Re: USAGE: subway
From: | John Cowan <cowan@...> |
Date: | Wednesday, April 9, 2003, 10:56 |
BP Jonsson scripsit:
> >Two hundred years ago we all shared a common language.
>
> More like 300 years or even 50-100 years more.
Perhaps. Did lootenants and leftenants face one another across the
lines at Yorktown? We'll never know. The earliest (Scottish) writer
on Americanisms, one John Witherspoon (fl. 1781), whines about our
neologisms, not our accent: that came later.
> >have preserved the pure well of English undefiled
>
> Not so. It was Irreparably Defiled already in back in the
> 15th century or so, when ye mucked up your speeche beyond
> measure, aka The Gross Vowel Sh*t.
I will admit that Middle English is a coole speeche, but, it's, well, *old*.
> I'm neither a Tory nor a relative of his, nevertheless brace
> yourself for the Quotation:
"Now Mr.

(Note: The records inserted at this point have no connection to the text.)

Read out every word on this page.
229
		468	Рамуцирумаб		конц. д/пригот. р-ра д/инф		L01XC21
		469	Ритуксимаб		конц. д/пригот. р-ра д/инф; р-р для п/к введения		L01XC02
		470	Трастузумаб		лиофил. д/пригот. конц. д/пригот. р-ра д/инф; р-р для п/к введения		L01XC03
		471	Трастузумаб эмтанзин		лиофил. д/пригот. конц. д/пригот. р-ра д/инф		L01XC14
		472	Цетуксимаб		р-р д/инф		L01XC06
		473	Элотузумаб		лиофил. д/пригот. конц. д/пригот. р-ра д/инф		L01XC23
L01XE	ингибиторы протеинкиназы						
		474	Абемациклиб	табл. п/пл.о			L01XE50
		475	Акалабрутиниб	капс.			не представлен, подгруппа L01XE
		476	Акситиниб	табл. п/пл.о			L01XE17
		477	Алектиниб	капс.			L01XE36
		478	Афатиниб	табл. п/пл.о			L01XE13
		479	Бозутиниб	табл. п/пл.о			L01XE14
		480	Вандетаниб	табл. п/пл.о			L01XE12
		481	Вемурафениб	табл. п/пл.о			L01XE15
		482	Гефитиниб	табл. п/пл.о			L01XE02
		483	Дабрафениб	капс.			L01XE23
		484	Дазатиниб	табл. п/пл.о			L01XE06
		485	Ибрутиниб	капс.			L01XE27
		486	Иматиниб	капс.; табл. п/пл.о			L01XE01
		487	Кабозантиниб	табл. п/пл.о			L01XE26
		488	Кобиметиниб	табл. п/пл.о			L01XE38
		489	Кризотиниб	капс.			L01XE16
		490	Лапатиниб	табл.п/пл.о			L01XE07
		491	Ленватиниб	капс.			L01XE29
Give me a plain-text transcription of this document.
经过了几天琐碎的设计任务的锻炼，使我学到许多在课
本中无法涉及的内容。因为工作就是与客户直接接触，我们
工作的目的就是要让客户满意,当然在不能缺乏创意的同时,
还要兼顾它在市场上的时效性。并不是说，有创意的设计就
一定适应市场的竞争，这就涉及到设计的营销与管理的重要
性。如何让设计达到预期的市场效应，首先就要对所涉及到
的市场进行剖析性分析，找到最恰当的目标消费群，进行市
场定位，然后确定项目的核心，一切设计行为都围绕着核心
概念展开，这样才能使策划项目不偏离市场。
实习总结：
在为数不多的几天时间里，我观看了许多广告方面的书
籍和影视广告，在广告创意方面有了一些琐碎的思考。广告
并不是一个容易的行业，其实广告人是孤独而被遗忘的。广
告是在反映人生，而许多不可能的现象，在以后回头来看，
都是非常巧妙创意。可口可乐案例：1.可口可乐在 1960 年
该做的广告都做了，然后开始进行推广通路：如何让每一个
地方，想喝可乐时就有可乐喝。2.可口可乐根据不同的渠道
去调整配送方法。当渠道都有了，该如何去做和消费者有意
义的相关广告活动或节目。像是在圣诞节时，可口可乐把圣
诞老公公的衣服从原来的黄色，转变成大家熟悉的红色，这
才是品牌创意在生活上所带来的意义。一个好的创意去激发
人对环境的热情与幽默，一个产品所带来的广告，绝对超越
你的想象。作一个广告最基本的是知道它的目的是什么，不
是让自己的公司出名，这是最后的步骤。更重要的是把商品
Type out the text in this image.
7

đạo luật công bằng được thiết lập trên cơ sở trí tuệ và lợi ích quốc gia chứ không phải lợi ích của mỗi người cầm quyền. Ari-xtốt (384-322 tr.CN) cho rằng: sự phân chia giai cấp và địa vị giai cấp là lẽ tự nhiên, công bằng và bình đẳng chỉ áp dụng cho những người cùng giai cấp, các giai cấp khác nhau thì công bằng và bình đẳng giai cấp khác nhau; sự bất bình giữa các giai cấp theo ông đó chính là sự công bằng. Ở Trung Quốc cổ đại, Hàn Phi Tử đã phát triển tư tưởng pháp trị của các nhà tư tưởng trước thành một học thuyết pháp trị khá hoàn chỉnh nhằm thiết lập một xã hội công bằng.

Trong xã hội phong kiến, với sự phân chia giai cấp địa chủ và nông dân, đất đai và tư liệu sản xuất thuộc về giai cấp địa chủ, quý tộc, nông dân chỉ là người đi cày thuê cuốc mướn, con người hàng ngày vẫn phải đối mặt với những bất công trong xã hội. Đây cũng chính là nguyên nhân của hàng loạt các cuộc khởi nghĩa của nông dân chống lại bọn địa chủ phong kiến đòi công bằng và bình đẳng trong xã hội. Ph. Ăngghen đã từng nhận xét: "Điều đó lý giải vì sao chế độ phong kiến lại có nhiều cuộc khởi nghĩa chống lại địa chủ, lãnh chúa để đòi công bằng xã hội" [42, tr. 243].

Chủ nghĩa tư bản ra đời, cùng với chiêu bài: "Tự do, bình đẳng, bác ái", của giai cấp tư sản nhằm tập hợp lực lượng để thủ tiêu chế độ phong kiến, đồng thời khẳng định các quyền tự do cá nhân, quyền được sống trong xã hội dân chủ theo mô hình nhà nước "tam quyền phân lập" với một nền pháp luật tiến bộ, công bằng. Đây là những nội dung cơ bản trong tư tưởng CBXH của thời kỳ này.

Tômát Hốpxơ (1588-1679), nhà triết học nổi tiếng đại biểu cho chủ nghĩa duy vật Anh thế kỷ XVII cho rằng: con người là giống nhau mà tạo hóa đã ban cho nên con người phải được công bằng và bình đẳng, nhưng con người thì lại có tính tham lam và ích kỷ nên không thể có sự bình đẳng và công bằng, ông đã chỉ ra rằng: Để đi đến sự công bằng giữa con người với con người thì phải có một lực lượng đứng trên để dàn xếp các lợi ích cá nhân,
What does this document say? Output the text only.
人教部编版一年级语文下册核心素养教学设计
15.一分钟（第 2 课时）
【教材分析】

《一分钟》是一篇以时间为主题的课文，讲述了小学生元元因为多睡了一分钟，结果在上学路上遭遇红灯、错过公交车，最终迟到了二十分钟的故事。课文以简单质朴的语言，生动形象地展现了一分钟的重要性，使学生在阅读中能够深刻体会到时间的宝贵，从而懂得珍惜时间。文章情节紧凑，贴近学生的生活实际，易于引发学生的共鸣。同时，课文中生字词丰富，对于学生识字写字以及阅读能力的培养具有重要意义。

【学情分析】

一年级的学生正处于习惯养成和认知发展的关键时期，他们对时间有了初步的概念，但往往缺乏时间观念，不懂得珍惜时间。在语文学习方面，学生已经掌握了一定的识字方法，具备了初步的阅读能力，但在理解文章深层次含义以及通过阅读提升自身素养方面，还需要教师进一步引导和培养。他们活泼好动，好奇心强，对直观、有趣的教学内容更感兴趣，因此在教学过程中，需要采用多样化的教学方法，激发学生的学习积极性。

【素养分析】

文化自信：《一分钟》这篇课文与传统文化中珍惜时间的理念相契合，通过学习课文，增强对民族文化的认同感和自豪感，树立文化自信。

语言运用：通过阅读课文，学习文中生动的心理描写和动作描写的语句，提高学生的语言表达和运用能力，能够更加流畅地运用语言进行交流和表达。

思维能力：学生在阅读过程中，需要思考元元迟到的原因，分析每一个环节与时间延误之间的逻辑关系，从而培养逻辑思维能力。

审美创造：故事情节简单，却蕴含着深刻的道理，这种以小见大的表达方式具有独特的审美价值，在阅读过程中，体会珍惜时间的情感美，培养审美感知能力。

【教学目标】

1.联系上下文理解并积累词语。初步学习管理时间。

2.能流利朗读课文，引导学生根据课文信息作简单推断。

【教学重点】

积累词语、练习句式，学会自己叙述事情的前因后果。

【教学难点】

Lee could not but be very obnoxious [i.e. repulsive, not rude]
to Dr. Johnson, for he was not only a Whig but an *American*."
--Boswell
--
John Cowan http://www.ccil.org/~cowan cowan@ccil.org
To say that Bilbo's breath was taken away is no description at all. There
are no words left to express his staggerment, since Men changed the language
that they learned of elves in the days when all the world was wonderful.